Excerpted from an interview of Dr. Richard Bailey, Executive Director of the Lake Merritt Institute. The interview was conducted October 18, 2002 by Jennifer Myronuk as part of the Mills College Oakland Living History Program. The complete interview is available at the Oakland Public Library, Oakland History Room. For more information on the Oakland Living History Program, contact olhpinfo@mills.edu. © Mills College 2002.
DR RICHARD BAILEY, EXECUTIVE DIRECTOR OF THE LAKE MERRITT INSTITUTE DISCUSSES WILDLIFE ON LAKE MERRITT.
JM So you have the watershed inhabitants and that includes people, but aside from that you also have the wildlife and the inhabitants that live at the lake. What types of inhabitants, aside from people, live at the lake?
RB Lake Merritt is known as the first waterfowl refuge in the United States dating back to 1869 or 1870 I think it was. It predates Yosemite in that regard. It’s still a spot for migratory waterfowl to congregate, rest and feed. There are thousands of birds in the winter. And then in the summer we have a resident bird population. Mallard ducks, geese, black-crowned night herons, um, snowy egrets, common egrets… We have a Canadian goose population that rises dramatically during the molting season. We’ve had over 1,800 birds last June and July.
And a number of aquatic species: a dozen different kinds of fish including some small sharks, an occasional striped bass or bat ray in the Lake. Usually small fish. The County has bars across the channel leading to the Bay so the larger ones typically can’t get in. But you find most things you find in marine environments. We have sea squirts, mussels, barnacles, things like that that are commonly found in marine environments. Like at this time of the year when the water is warm you can see orange colored sponges. We have sea slugs that lay eggs out there at this time of the year. It’s quite a variety of life out there.
JM And you find that the lake has definitive seasons aside from the ones that mark the urban runoff, but that between the summertime when the geese show up and then they leave… What patterns have you seen over the last ten years with respect to Canadian geese?
RB Well some people say all the geese were here before we were. But that’s not really true. Although there probably were some geese at the lake, but the resident population started with a number of injured birds that were dropped off and has grown rapidly so that at any one time, even during the fall or winter, you’ll find several hundred birds–three to six hundred birds–around the lake, geese rather. But in terms of seasons winter and the runoff season is a time for plankton growth in the lake, that’s why the water is murky.

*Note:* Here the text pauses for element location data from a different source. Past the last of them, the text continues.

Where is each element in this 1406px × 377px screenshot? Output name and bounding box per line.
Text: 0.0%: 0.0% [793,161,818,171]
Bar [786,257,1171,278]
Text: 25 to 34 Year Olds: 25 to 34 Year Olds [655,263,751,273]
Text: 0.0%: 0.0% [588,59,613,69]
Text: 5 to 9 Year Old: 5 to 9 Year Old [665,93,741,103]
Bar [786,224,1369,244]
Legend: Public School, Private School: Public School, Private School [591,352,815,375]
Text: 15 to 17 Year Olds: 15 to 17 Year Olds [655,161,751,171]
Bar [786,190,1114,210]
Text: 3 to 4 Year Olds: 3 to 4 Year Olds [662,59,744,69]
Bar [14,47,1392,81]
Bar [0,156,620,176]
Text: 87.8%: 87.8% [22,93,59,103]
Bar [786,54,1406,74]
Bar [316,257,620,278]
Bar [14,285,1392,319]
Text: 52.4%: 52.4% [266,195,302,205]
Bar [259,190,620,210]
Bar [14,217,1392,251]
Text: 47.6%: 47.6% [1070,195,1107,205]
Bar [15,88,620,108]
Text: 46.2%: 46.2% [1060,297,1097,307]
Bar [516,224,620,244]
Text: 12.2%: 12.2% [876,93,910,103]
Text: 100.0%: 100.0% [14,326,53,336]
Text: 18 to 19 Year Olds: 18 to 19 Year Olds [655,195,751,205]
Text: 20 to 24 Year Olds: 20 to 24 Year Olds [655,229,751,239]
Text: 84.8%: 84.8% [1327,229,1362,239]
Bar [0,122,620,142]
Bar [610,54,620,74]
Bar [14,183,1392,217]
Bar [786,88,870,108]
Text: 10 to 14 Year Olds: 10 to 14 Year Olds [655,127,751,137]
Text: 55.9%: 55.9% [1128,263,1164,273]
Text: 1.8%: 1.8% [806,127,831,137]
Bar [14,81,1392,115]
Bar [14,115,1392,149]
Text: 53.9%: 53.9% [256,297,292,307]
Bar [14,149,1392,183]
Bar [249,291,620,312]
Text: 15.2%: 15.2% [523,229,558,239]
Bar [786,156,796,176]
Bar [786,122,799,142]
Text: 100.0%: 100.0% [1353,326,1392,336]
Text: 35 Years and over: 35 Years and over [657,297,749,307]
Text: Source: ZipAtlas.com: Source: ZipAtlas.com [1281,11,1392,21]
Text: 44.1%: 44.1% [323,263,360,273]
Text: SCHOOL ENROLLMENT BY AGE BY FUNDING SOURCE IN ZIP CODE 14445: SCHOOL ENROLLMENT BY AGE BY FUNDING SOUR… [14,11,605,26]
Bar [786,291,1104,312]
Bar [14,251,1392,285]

About May and especially through June and early July the Widgen grass grows, this is a rooted plant that grows from the bottom, a sea plant that grows up five, six, eight feet tall from the bottom, chokes off part of the lake, uses up all of the nitrogen, apparently, we don’t know that for sure, but at that time the lake clears up and the water visibility, the clarity of the lake increases to five, six, seven, eight feet or more. Before the widgen grass gets growing, oh probably April, there’s a bloom of algae. That will continue on until the widgen grass takes over, typically in June. And the widgen grass dies off, typically oh in mid- to late-July, it dies, it just breaks off, floats to the shore and rots. Which is the source of one of our odors in the summertime.
By mid-August it’s pretty well gone; the City harvester boat removes quite a bit of it, but it’s like mowing a lawn, it just grows back from the bottom. And in late August and September through early October if there’s no rain, the water is clear. We’re not getting a lot of nutrients coming down the creeks, there’s not much runoff, and you can see the bottom all the way down to 10 feet.